Dr. William Tighe put me on to this story. I do not have many comments. It may interest you to know that I have know several ELCA women clergy who have likewise renounced the holy grail of women's ordination for which they were once so adamant in order to be a lay woman in the Roman Catholic Church. I report on this because the whole issue of the ordination of women has become a line in the sand for many church bodies. Giving up women clergy is one line that even former ELCAites will not traverse in their journey to leave ELCA and it is the premise for which ELCA meets other church bodies (are they in fellowship with any group which does NOT ordain women?). Likewise Missouri, although, there are nuances of difference in the way we deal with the line we have drawn against it. We stuck with the ALC for a time after they had decided to ordain women and we allowed a transition time for the Finns (I believe it was them) with whom we are connected but who also had a few women priests.
Anyway you can read the article here, written about 3 years after the fact. It is not the reactionary statement of someone justifying their decision to jump ship but rather the descriptive words of one who is comfortable in her new home....
Read it all her
Though you may disagree with the practice scripturally and theologically, the respectful term, I believe, is still priest and "priestess" (and bishop not "bishopess" in reference to a comment from another post).
Myself I like "priestitute".
When I was a preconciliar RC kid, we were taught to call EO priests "Father" (a GO parish was across the street) because they are indeed priests, and call Episcopal priests "Father" too as a mark of respect for their beliefs and standing in the community but remembering they are not really priests.
Years later, when the ECUSA began having women priests, I remember asking the Episcopal owner of the mostly Catholic bookstore (sic) in town if the new priests should be called "Mother".
I was much pluckier in those days, by contrast to my characteristically placid and irenic self now.
Lutheran pastors were never referred to as "Father" by anybody, Lutherans and non-Lutherans alike.
The key excerpt from the article is: “She also had the humility and insight to recognize in her former role “the temptation to potestas”, adding: “That was the moment when I realized that I was called by God to move to a Church where I could not exercise dominion of any sort, but where I could still learn what servant priesthood actually meant when put into practice.”
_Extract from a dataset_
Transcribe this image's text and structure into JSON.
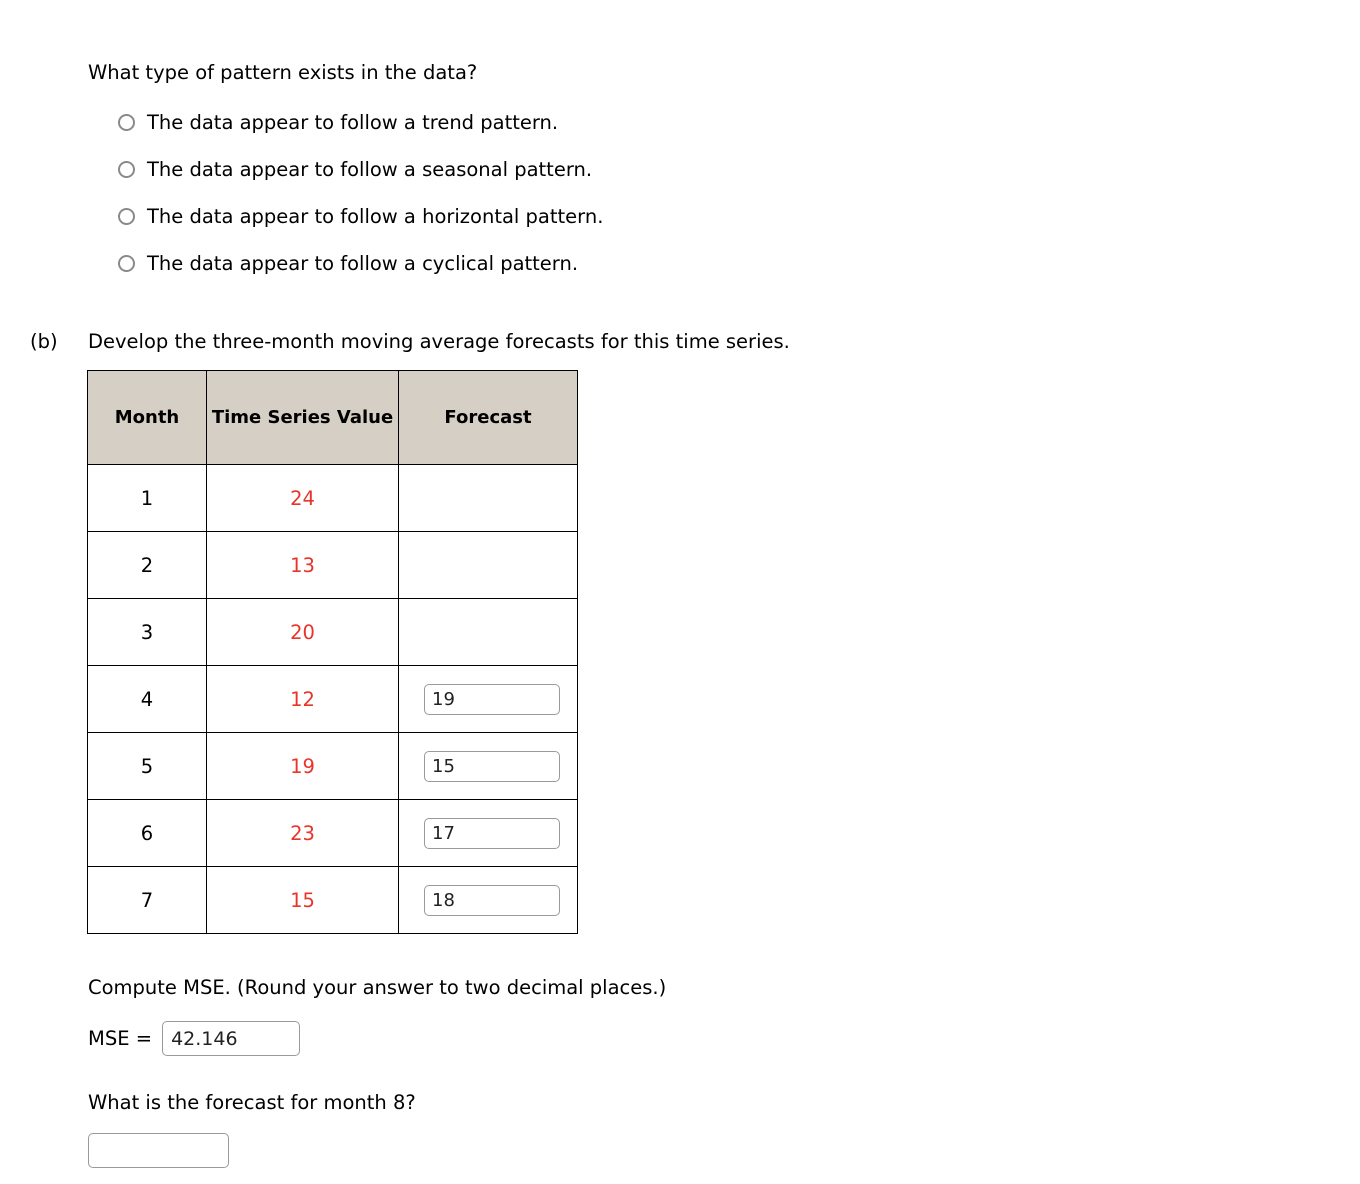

I think she has pointed out something that many of us have suspected in the movements to first introduce female clergy and then homosexual clergy; which is that acquiring power through coercion seems to me to be as much the goal and motivation as fighting for one particular groups rights. Miriam and Aaron’s rebellion wasn’t about equality it was about pride, jealousy and the desire for power. When this usurpation is attempted today it is often in the guise of egalitarian suppositions, in that our individual whims are always worthy of being indulged and cultivated simply because they are our individual whims.
we allowed a transition time for the Finns (I believe it was them)
The Latvians, I think. The Church of Latvia is, as far as I know, the only Church body ever to have begun the ordination of women and then repented of it. The Church of Finland, on the other hand, is rabidly in favor of WO, to the point where no one who dissents from it can be ordained or assigned to a parish.
Of course, Bill Tighe has the goods on all of this.
Yes, you are right it was the Latvians...
As for me, I use the terms "deaconette" (for a purported "female deacon" but nor for a deaconess), "priestess" and "flaminica" (for a purported "female bishop").
And Chris Jones was right; it was the Latvians. I have long been a bit puzzled by the Missouri Synod's acceptance of Altar and Pulpit Fellowship with the small Lithuanian Lutheran Church -- a body which has never purported to "ordain" women, but which is a full member of the "Porvoo Communion" of grossly liberal and woman-ordaining bodies as the Church of England and the Anglican churches in Ireland, Scotland and Wales, and the Lutheran churches of Estonia, Finland, Iceland, Norway and Sweden -- and the Danish Church is about to join it as well. The Latvian Lutheran Church, by contrast, declined to become a member in 1995, and has not reconsidered its decision since that time.